Thank you Chairman King, Ranking Member Cohen, and Members of the Task Force for inviting me to share my research on the retrospective review of regulations, and how the review process can be improved. I am Senior Policy Analyst at the George Washington University Regulatory Studies Center, where I analyze the effects of regulation on public welfare and evaluate regulatory reforms. Recently, I researched the success of current and past retrospective review efforts and identified ways to improve these initiatives.

I appreciate the Task Force’s interest in the rulemaking process, including retrospective review, and determining whether there are opportunities for Congress to improve it. My prepared statement includes the following points:

A key component of an effective regulatory process is reviewing the effects of existing rules to evaluate whether they are accomplishing their intended goals, and to determine what effect they have on the regulated public. Retrospective review is a bipartisan reform effort that can improve both the quality of existing rules and of future rules by learning what works well in a regulatory context and what doesn’t.

Despite 40 years of bipartisan reform efforts, agencies still do not conduct effective retrospective review of their rules. More recent efforts to encourage ex post review have not resulted in a systematic culture of evaluation or large burden reductions for the regulated public.

It is important to plan how to evaluate a rule at the outset of rulemaking: writing rules to facilitate later retrospective review can ensure effective data collection and encourage regulators to clearly identify (and think through) how the proposed rule will address the policy problem at hand. Agencies are not currently designing their rules at the outset to be measured, which compounds the difficulty of conducing effective retrospective review.

My recent working paper evaluating how well agencies design their rules for future review is attached as an addendum to this statement, as is my article with Susan Dudley in the Administrative Law Review Accord on retrospective review as a remedy for regulatory accretion.

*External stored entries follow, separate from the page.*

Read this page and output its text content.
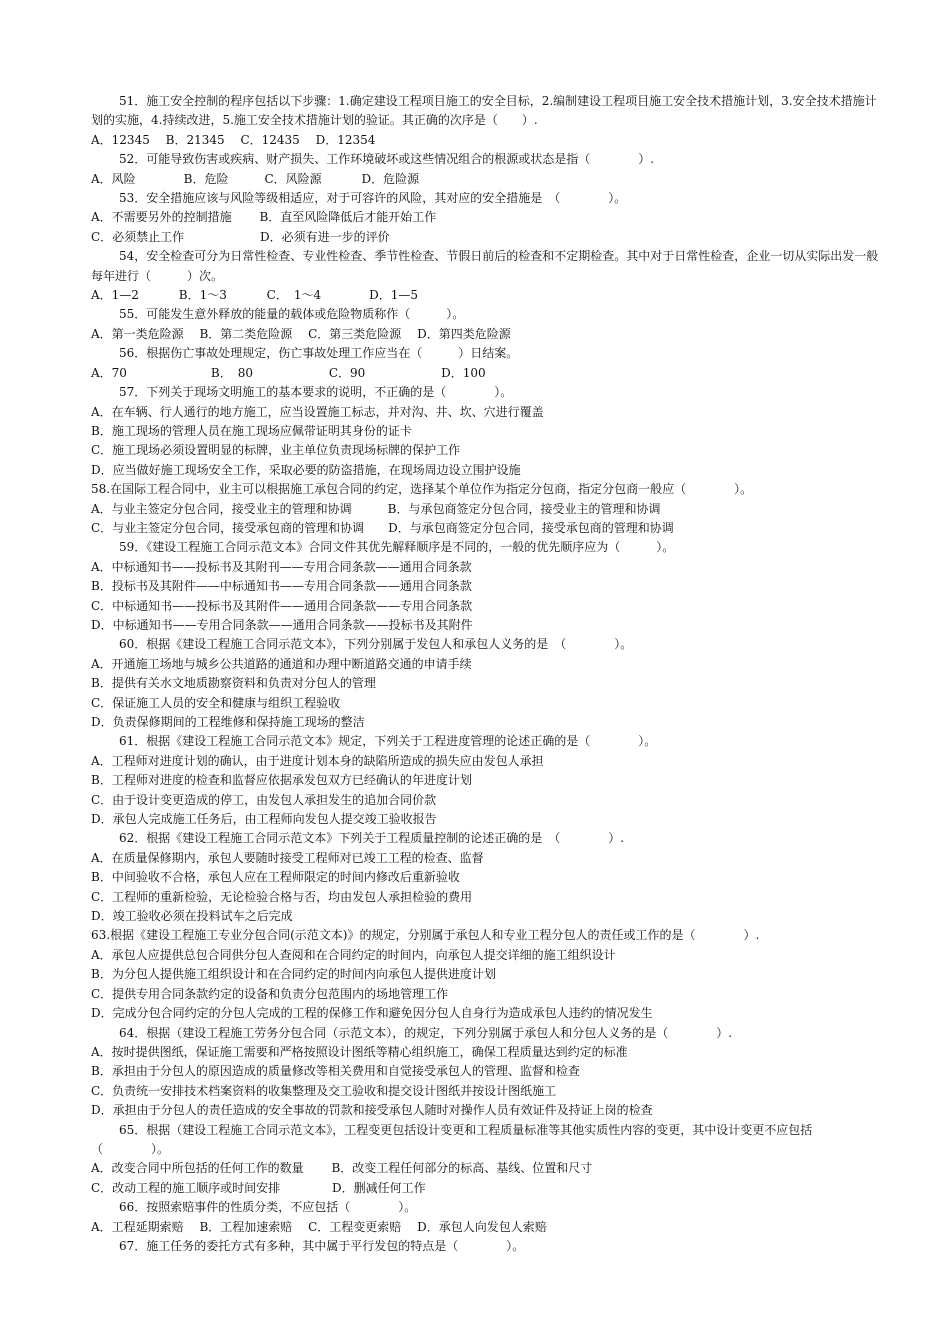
51．施工安全控制的程序包括以下步骤：1.确定建设工程项目施工的安全目标，2.编制建设工程项目施工安全技术措施计划，3.安全技术措施计划的实施，4.持续改进，5.施工安全技术措施计划的验证。其正确的次序是（　　）.
A．12345　 B．21345　 C．12435　 D．12354
52．可能导致伤害或疾病、财产损失、工作环境破坏或这些情况组合的根源或状态是指（　　　　）.
A．风险　　　　B．危险　　　C．风险源　　　 D．危险源
53．安全措施应该与风险等级相适应，对于可容许的风险，其对应的安全措施是　（　　　　）。
A．不需要另外的控制措施　　 B．直至风险降低后才能开始工作
C．必须禁止工作　　　　　　 D．必须有进一步的评价
54，安全检查可分为日常性检查、专业性检查、季节性检查、节假日前后的检查和不定期检查。其中对于日常性检查，企业一切从实际出发一般每年进行（　　　）次。
A．1—2　　　 B．1～3　　　 C．　1～4　　　　D．1—5
55．可能发生意外释放的能量的载体或危险物质称作（　　　）。
A．第一类危险源　 B．第二类危险源　 C．第三类危险源　 D．第四类危险源
56．根据伤亡事故处理规定，伤亡事故处理工作应当在（　　　）日结案。
A．70　　　　　　　B．　80　　　　　　 C．90　　　　　　 D．100
57．下列关于现场文明施工的基本要求的说明，不正确的是（　　　　）。
A．在车辆、行人通行的地方施工，应当设置施工标志，并对沟、井、坎、穴进行覆盖
B．施工现场的管理人员在施工现场应佩带证明其身份的证卡
C．施工现场必须设置明显的标牌，业主单位负责现场标牌的保护工作
D．应当做好施工现场安全工作，采取必要的防盗措施，在现场周边设立围护设施
58.在国际工程合同中，业主可以根据施工承包合同的约定，选择某个单位作为指定分包商，指定分包商一般应（　　　　）。
A．与业主签定分包合同，接受业主的管理和协调　　　B．与承包商签定分包合同，接受业主的管理和协调
C．与业主签定分包合同，接受承包商的管理和协调　　D．与承包商签定分包合同，接受承包商的管理和协调
59．《建设工程施工合同示范文本》合同文件其优先解释顺序是不同的，一般的优先顺序应为（　　　）。
A．中标通知书——投标书及其附刊——专用合同条款——通用合同条款
B．投标书及其附件——中标通知书——专用合同条款——通用合同条款
C．中标通知书——投标书及其附件——通用合同条款——专用合同条款
D．中标通知书——专用合同条款——通用合同条款——投标书及其附件
60．根据《建设工程施工合同示范文本》，下列分别属于发包人和承包人义务的是　（　　　　）。
A．开通施工场地与城乡公共道路的通道和办理中断道路交通的申请手续
B．提供有关水文地质勘察资料和负责对分包人的管理
C．保证施工人员的安全和健康与组织工程验收
D．负责保修期间的工程维修和保持施工现场的整洁
61．根据《建设工程施工合同示范文本》规定，下列关于工程进度管理的论述正确的是（　　　　）。
A．工程师对进度计划的确认，由于进度计划本身的缺陷所造成的损失应由发包人承担
B．工程师对进度的检查和监督应依据承发包双方已经确认的年进度计划
C．由于设计变更造成的停工，由发包人承担发生的追加合同价款
D．承包人完成施工任务后，由工程师向发包人提交竣工验收报告
62．根据《建设工程施工合同示范文本》下列关于工程质量控制的论述正确的是　（　　　　）.
A．在质量保修期内，承包人要随时接受工程师对已竣工工程的检查、监督
B．中间验收不合格，承包人应在工程师限定的时间内修改后重新验收
C．工程师的重新检验，无论检验合格与否，均由发包人承担检验的费用
D．竣工验收必须在投料试车之后完成
63.根据《建设工程施工专业分包合同(示范文本)》的规定，分别属于承包人和专业工程分包人的责任或工作的是（　　　　）.
A．承包人应提供总包合同供分包人查阅和在合同约定的时间内，向承包人提交详细的施工组织设计
B．为分包人提供施工组织设计和在合同约定的时间内向承包人提供进度计划
C．提供专用合同条款约定的设备和负责分包范围内的场地管理工作
D．完成分包合同约定的分包人完成的工程的保修工作和避免因分包人自身行为造成承包人违约的情况发生
64．根据（建设工程施工劳务分包合同（示范文本），的规定，下列分别属于承包人和分包人义务的是（　　　　）.
A．按时提供图纸，保证施工需要和严格按照设计图纸等精心组织施工，确保工程质量达到约定的标准
B．承担由于分包人的原因造成的质量修改等相关费用和自觉接受承包人的管理、监督和检查
C．负责统一安排技术档案资料的收集整理及交工验收和提交设计图纸并按设计图纸施工
D．承担由于分包人的责任造成的安全事故的罚款和接受承包人随时对操作人员有效证件及持证上岗的检查
65．根据（建设工程施工合同示范文本》，工程变更包括设计变更和工程质量标准等其他实质性内容的变更，其中设计变更不应包括（　　　　）。
A．改变合同中所包括的任何工作的数量　　 B．改变工程任何部分的标高、基线、位置和尺寸
C．改动工程的施工顺序或时间安排　　　　 D．删减任何工作
66．按照索赔事件的性质分类，不应包括（　　　　）。
A．工程延期索赔　 B．工程加速索赔　 C．工程变更索赔　 D．承包人向发包人索赔
67．施工任务的委托方式有多种，其中属于平行发包的特点是（　　　　）。
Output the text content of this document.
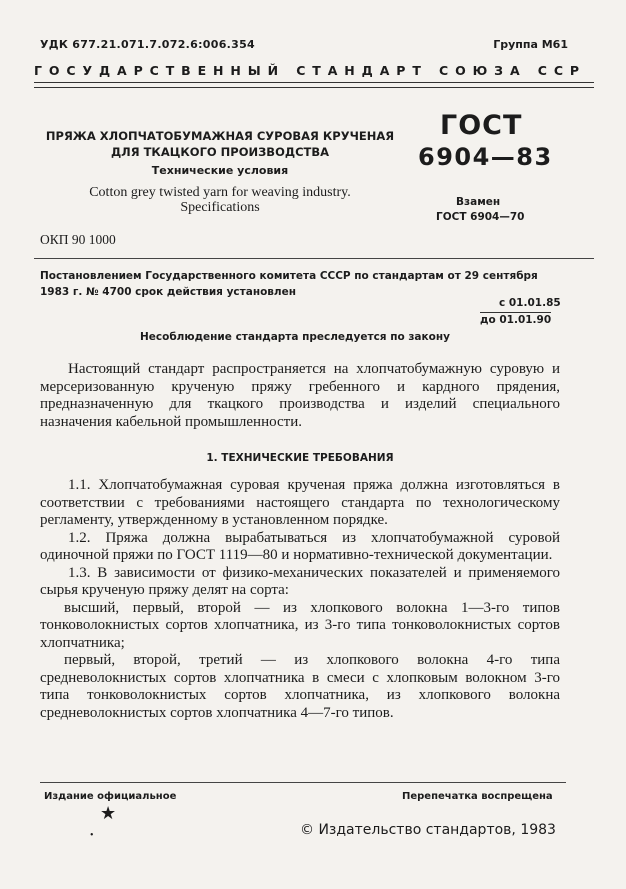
УДК 677.21.071.7.072.6:006.354	Группа М61
ГОСУДАРСТВЕННЫЙ СТАНДАРТ СОЮЗА ССР
ПРЯЖА ХЛОПЧАТОБУМАЖНАЯ СУРОВАЯ КРУЧЕНАЯ
ДЛЯ ТКАЦКОГО ПРОИЗВОДСТВА
Технические условия
Cotton grey twisted yarn for weaving industry.
Specifications
ГОСТ
6904—83
Взамен
ГОСТ 6904—70
ОКП 90 1000
Постановлением Государственного комитета СССР по стандартам от 29 сентября 1983 г. № 4700 срок действия установлен
с 01.01.85
до 01.01.90
Несоблюдение стандарта преследуется по закону

Настоящий стандарт распространяется на хлопчатобумажную суровую и мерсеризованную крученую пряжу гребенного и кардного прядения, предназначенную для ткацкого производства и изделий специального назначения кабельной промышленности.

1. ТЕХНИЧЕСКИЕ ТРЕБОВАНИЯ

1.1. Хлопчатобумажная суровая крученая пряжа должна изготовляться в соответствии с требованиями настоящего стандарта по технологическому регламенту, утвержденному в установленном порядке.

1.2. Пряжа должна вырабатываться из хлопчатобумажной суровой одиночной пряжи по ГОСТ 1119—80 и нормативно-технической документации.

1.3. В зависимости от физико-механических показателей и применяемого сырья крученую пряжу делят на сорта:

высший, первый, второй — из хлопкового волокна 1—3-го типов тонковолокнистых сортов хлопчатника, из 3-го типа тонковолокнистых сортов хлопчатника;

первый, второй, третий — из хлопкового волокна 4-го типа средневолокнистых сортов хлопчатника в смеси с хлопковым волокном 3-го типа тонковолокнистых сортов хлопчатника, из хлопкового волокна средневолокнистых сортов хлопчатника 4—7-го типов.

Издание официальное	Перепечатка воспрещена
★
•	© Издательство стандартов, 1983
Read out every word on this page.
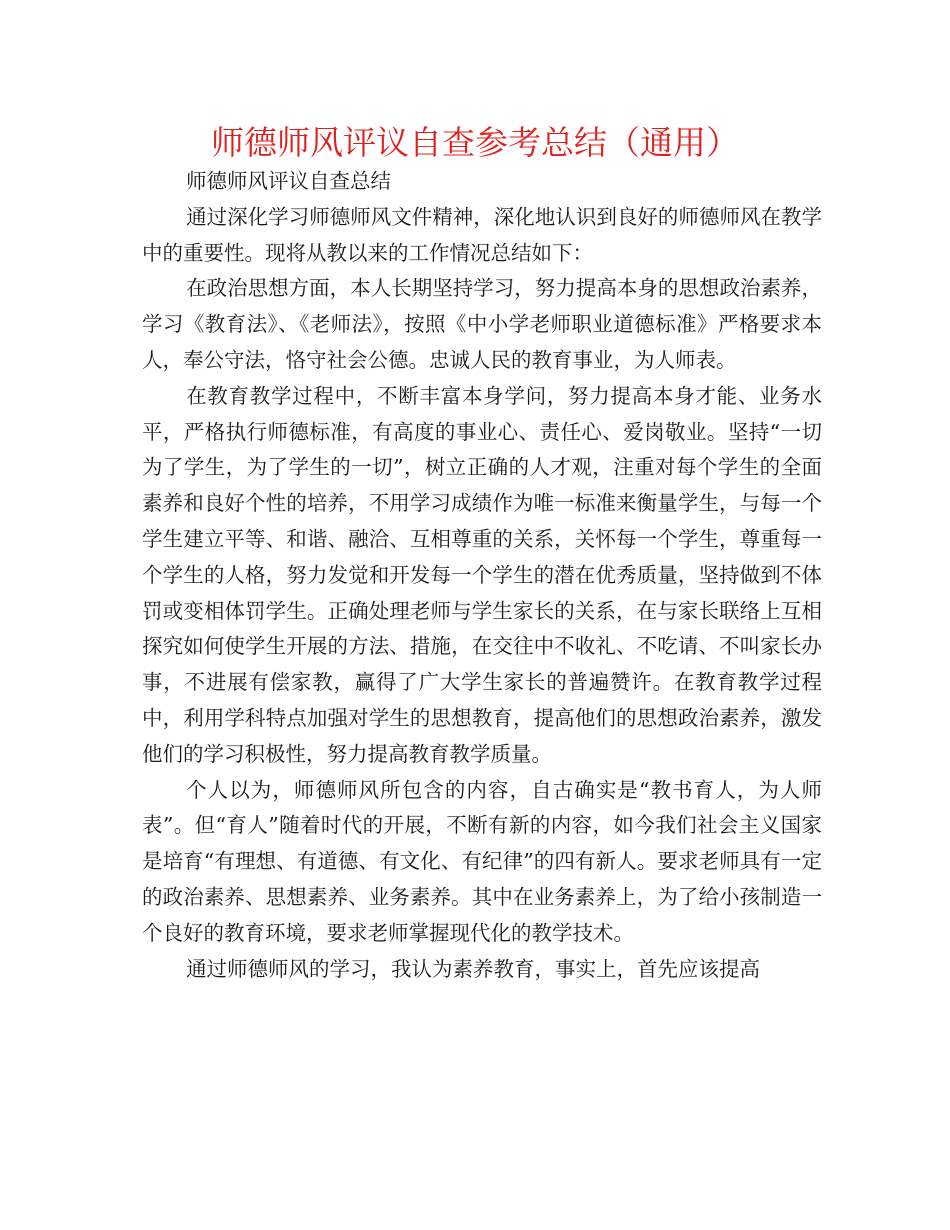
师德师风评议自查参考总结（通用）

师德师风评议自查总结

通过深化学习师德师风文件精神，深化地认识到良好的师德师风在教学中的重要性。现将从教以来的工作情况总结如下：

在政治思想方面，本人长期坚持学习，努力提高本身的思想政治素养，学习《教育法》、《老师法》，按照《中小学老师职业道德标准》严格要求本人，奉公守法，恪守社会公德。忠诚人民的教育事业，为人师表。

在教育教学过程中，不断丰富本身学问，努力提高本身才能、业务水平，严格执行师德标准，有高度的事业心、责任心、爱岗敬业。坚持“一切为了学生，为了学生的一切”，树立正确的人才观，注重对每个学生的全面素养和良好个性的培养，不用学习成绩作为唯一标准来衡量学生，与每一个学生建立平等、和谐、融洽、互相尊重的关系，关怀每一个学生，尊重每一个学生的人格，努力发觉和开发每一个学生的潜在优秀质量，坚持做到不体罚或变相体罚学生。正确处理老师与学生家长的关系，在与家长联络上互相探究如何使学生开展的方法、措施，在交往中不收礼、不吃请、不叫家长办事，不进展有偿家教，赢得了广大学生家长的普遍赞许。在教育教学过程中，利用学科特点加强对学生的思想教育，提高他们的思想政治素养，激发他们的学习积极性，努力提高教育教学质量。

个人以为，师德师风所包含的内容，自古确实是“教书育人，为人师表”。但“育人”随着时代的开展，不断有新的内容，如今我们社会主义国家是培育“有理想、有道德、有文化、有纪律”的四有新人。要求老师具有一定的政治素养、思想素养、业务素养。其中在业务素养上，为了给小孩制造一个良好的教育环境，要求老师掌握现代化的教学技术。

通过师德师风的学习，我认为素养教育，事实上，首先应该提高
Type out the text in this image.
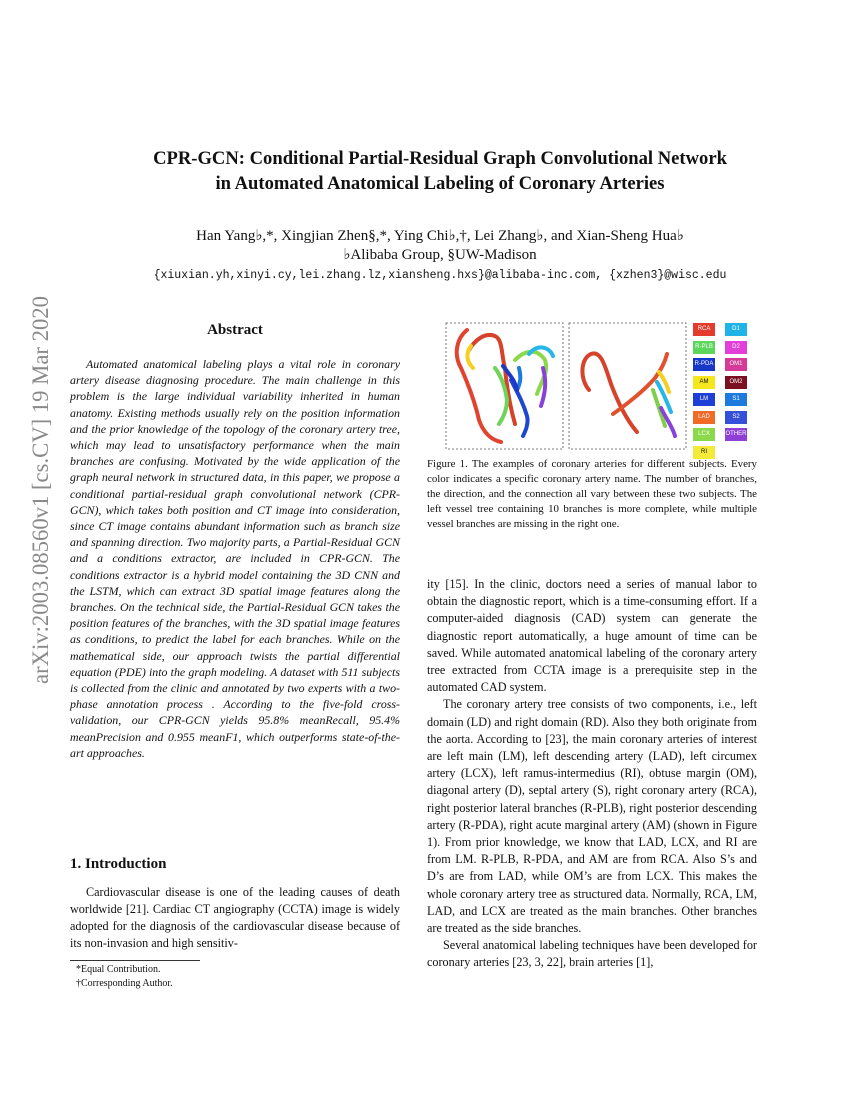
arXiv:2003.08560v1 [cs.CV] 19 Mar 2020
CPR-GCN: Conditional Partial-Residual Graph Convolutional Network
in Automated Anatomical Labeling of Coronary Arteries
Han Yang♭,*, Xingjian Zhen§,*, Ying Chi♭,†, Lei Zhang♭, and Xian-Sheng Hua♭
♭Alibaba Group, §UW-Madison
{xiuxian.yh,xinyi.cy,lei.zhang.lz,xiansheng.hxs}@alibaba-inc.com, {xzhen3}@wisc.edu
Abstract

Automated anatomical labeling plays a vital role in coronary artery disease diagnosing procedure. The main challenge in this problem is the large individual variability inherited in human anatomy. Existing methods usually rely on the position information and the prior knowledge of the topology of the coronary artery tree, which may lead to unsatisfactory performance when the main branches are confusing. Motivated by the wide application of the graph neural network in structured data, in this paper, we propose a conditional partial-residual graph convolutional network (CPR-GCN), which takes both position and CT image into consideration, since CT image contains abundant information such as branch size and spanning direction. Two majority parts, a Partial-Residual GCN and a conditions extractor, are included in CPR-GCN. The conditions extractor is a hybrid model containing the 3D CNN and the LSTM, which can extract 3D spatial image features along the branches. On the technical side, the Partial-Residual GCN takes the position features of the branches, with the 3D spatial image features as conditions, to predict the label for each branches. While on the mathematical side, our approach twists the partial differential equation (PDE) into the graph modeling. A dataset with 511 subjects is collected from the clinic and annotated by two experts with a two-phase annotation process . According to the five-fold cross-validation, our CPR-GCN yields 95.8% meanRecall, 95.4% meanPrecision and 0.955 meanF1, which outperforms state-of-the-art approaches.

1. Introduction

Cardiovascular disease is one of the leading causes of death worldwide [21]. Cardiac CT angiography (CCTA) image is widely adopted for the diagnosis of the cardiovascular disease because of its non-invasion and high sensitiv-

*Equal Contribution.
†Corresponding Author.
RCA	D1
R-PLB	D2
R-PDA	OM1
AM	OM2
LM	S1
LAD	S2
LCX	OTHER
RI
Figure 1. The examples of coronary arteries for different subjects. Every color indicates a specific coronary artery name. The number of branches, the direction, and the connection all vary between these two subjects. The left vessel tree containing 10 branches is more complete, while multiple vessel branches are missing in the right one.

ity [15]. In the clinic, doctors need a series of manual labor to obtain the diagnostic report, which is a time-consuming effort. If a computer-aided diagnosis (CAD) system can generate the diagnostic report automatically, a huge amount of time can be saved. While automated anatomical labeling of the coronary artery tree extracted from CCTA image is a prerequisite step in the automated CAD system.

The coronary artery tree consists of two components, i.e., left domain (LD) and right domain (RD). Also they both originate from the aorta. According to [23], the main coronary arteries of interest are left main (LM), left descending artery (LAD), left circumex artery (LCX), left ramus-intermedius (RI), obtuse margin (OM), diagonal artery (D), septal artery (S), right coronary artery (RCA), right posterior lateral branches (R-PLB), right posterior descending artery (R-PDA), right acute marginal artery (AM) (shown in Figure 1). From prior knowledge, we know that LAD, LCX, and RI are from LM. R-PLB, R-PDA, and AM are from RCA. Also S’s and D’s are from LAD, while OM’s are from LCX. This makes the whole coronary artery tree as structured data. Normally, RCA, LM, LAD, and LCX are treated as the main branches. Other branches are treated as the side branches.

Several anatomical labeling techniques have been developed for coronary arteries [23, 3, 22], brain arteries [1],
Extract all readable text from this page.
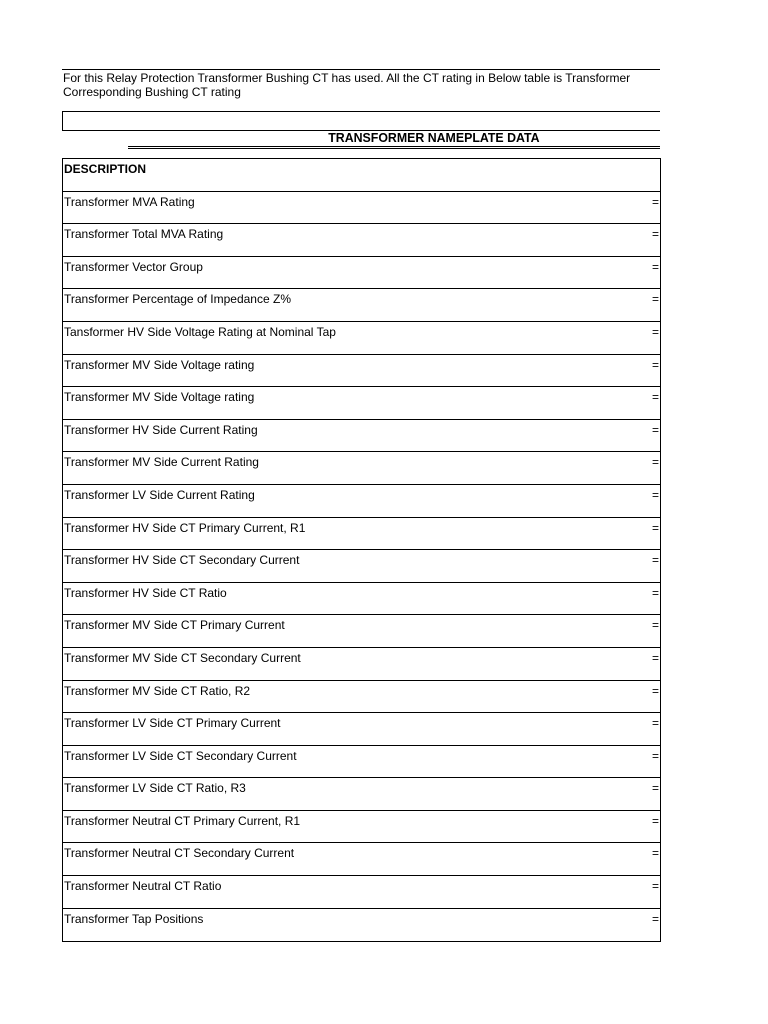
For this Relay Protection Transformer Bushing CT has used. All the CT rating in Below table is Transformer Corresponding Bushing CT rating
TRANSFORMER NAMEPLATE DATA
DESCRIPTION
Transformer MVA Rating	=
Transformer Total MVA Rating	=
Transformer Vector Group	=
Transformer Percentage of Impedance Z%	=
Tansformer HV Side Voltage Rating at Nominal Tap	=
Transformer MV Side Voltage rating	=
Transformer MV Side Voltage rating	=
Transformer HV Side Current Rating	=
Transformer MV Side Current Rating	=
Transformer LV Side Current Rating	=
Transformer HV Side CT Primary Current, R1	=
Transformer HV Side CT Secondary Current	=
Transformer HV Side CT Ratio	=
Transformer MV Side CT Primary Current	=
Transformer MV Side CT Secondary Current	=
Transformer MV Side CT Ratio, R2	=
Transformer LV Side CT Primary Current	=
Transformer LV Side CT Secondary Current	=
Transformer LV Side CT Ratio, R3	=
Transformer Neutral CT Primary Current, R1	=
Transformer Neutral CT Secondary Current	=
Transformer Neutral CT Ratio	=
Transformer Tap Positions	=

An Introduction to Retrospective Review

Retrospective review is a form of program evaluation that reviews the efficacy of a program or policy after implementation. The purpose of retrospective review is to evaluate whether a policy—in this case, a regulation—has had its intended effect, and whether it should be continued or revised. By examining the effects of existing rules, these reviews can inform policymakers on how best to allocate limited resources to accomplish broad social goals, like improved environmental quality or better human health, through regulation. Retrospective review can provide valuable feedback and learning that improves the design of future regulations.

While policymakers have the opportunity to revisit many federal programs each time federal funds are being appropriated, regulatory programs often exist in perpetuity without a statutory requirement to revisit implementation. Every year, federal agencies issue thousands of new regulations that both benefit and harm Americans. Despite the pace of regulatory activity, regulators seldom look back at existing rules to consider whether they are accomplishing their goals and resulting in the estimated public benefits and costs. That’s why President Obama, like presidents before him, encouraged federal regulatory agencies to review existing regulations and to “modify, streamline, expand, or repeal them in accordance with what has been learned.”

Regulations often receive critical analysis before promulgation, usually in the form of benefit-cost analysis. This prospective analysis describes the anticipated results of a proposed rule, including unquantifiable effects. However, regulatory agencies have a mixed record on ex post review despite their “long track record of prospective analysis of proposed regulations that can address these questions.”